How much did the Fed steal from U.S. savers? $7.5 billion and still counting. When the Federal Reserve keeps interest rates close to zero, who wins and who loses?

The losers are savers like you and me who keep some portion of their assets in the bank.

The winners are the banks that get to use our money for free and make leveraged investments in safe Treasury notes. This homegrown carry trade can produce 15% returns on equity for the banks at our expense. Artificially low interest rates are a case of stealing from savers and transferring the profits to the banks. Its like a bank robbery in reverse, where the bank robs you!

Relative to normal interest rates at this stage of a business cycle, savers have lost over $7.5 billion in interest due to the Feds policies. Some estimates put the losses much higher.

Here’s what a Blanchard client said upon reading the above: Wait until they go negative!

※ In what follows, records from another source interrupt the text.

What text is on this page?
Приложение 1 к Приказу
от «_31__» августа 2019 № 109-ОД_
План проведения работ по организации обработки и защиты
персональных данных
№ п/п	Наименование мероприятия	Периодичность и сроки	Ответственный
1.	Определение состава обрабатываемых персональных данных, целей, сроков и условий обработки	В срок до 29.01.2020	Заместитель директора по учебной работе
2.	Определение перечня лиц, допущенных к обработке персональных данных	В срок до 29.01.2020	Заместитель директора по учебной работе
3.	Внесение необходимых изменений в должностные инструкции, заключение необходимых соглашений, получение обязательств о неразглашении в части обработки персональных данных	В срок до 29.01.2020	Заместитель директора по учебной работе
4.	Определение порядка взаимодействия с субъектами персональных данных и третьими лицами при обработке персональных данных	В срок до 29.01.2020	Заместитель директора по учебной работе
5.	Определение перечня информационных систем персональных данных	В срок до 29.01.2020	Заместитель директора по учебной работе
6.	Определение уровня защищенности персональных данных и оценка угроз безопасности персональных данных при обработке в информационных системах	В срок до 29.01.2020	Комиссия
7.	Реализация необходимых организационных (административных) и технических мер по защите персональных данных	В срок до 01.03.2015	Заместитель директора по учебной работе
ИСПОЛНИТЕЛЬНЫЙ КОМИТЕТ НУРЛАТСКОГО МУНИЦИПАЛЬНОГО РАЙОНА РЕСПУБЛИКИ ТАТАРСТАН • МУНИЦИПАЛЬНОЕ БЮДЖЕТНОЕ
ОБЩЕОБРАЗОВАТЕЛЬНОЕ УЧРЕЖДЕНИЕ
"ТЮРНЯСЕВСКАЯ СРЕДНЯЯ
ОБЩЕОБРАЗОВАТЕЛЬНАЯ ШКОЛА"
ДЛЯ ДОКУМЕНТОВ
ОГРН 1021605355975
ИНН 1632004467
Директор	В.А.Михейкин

Negative rates seem to be popping up all over the globe as central banks struggle just to keep their respective economies stagnant, much less growing. Most people can’t imagine negative rates happening in the United States, but the Fed is pretty much close to zero interest rates as it is and has no bullets left in its monetary-policy gun.

What are negative interest rates? Its an even more draconian monetary policy than zero interest rates, in which savers receive little to nothing in interest for their bank deposits. Under negative rates, a bank customer actually gets back less than the original deposit; in effect, a depositor pays the bank a fee for the privilege of storing cash at the bank. Negative rates are a last-ditch attempt by central banks to generate inflation and stimulate the economy by forcing people to spend rather than save, since saving becomes a money-bleeding proposition.

The Fed has already reduced its projected number of interest-rate hikes in 2016 by half, from four to two, and as new economic data come in, it will likely reduce that number further. If the economy undergoes any hiccups at all, the Fed will be forced to reverse its December rate hike its first in almost a decade and be right back at zero, with a negative-interest-rate policy (NIRP) looming on the horizon.

Gold is an excellent asset to hold during both ZIRP and NIRP environments. The dollar will weaken, and virtually no safe asset will offer a rate of return. Investors will start looking for the return of their money, not a return on their money. What happens when you give a bank $100 on deposit but get only $98 back when you return for your money? The power of gold during negative rates is that it offers a better chance at a yield than cash or bonds, which are money losers under NIRP.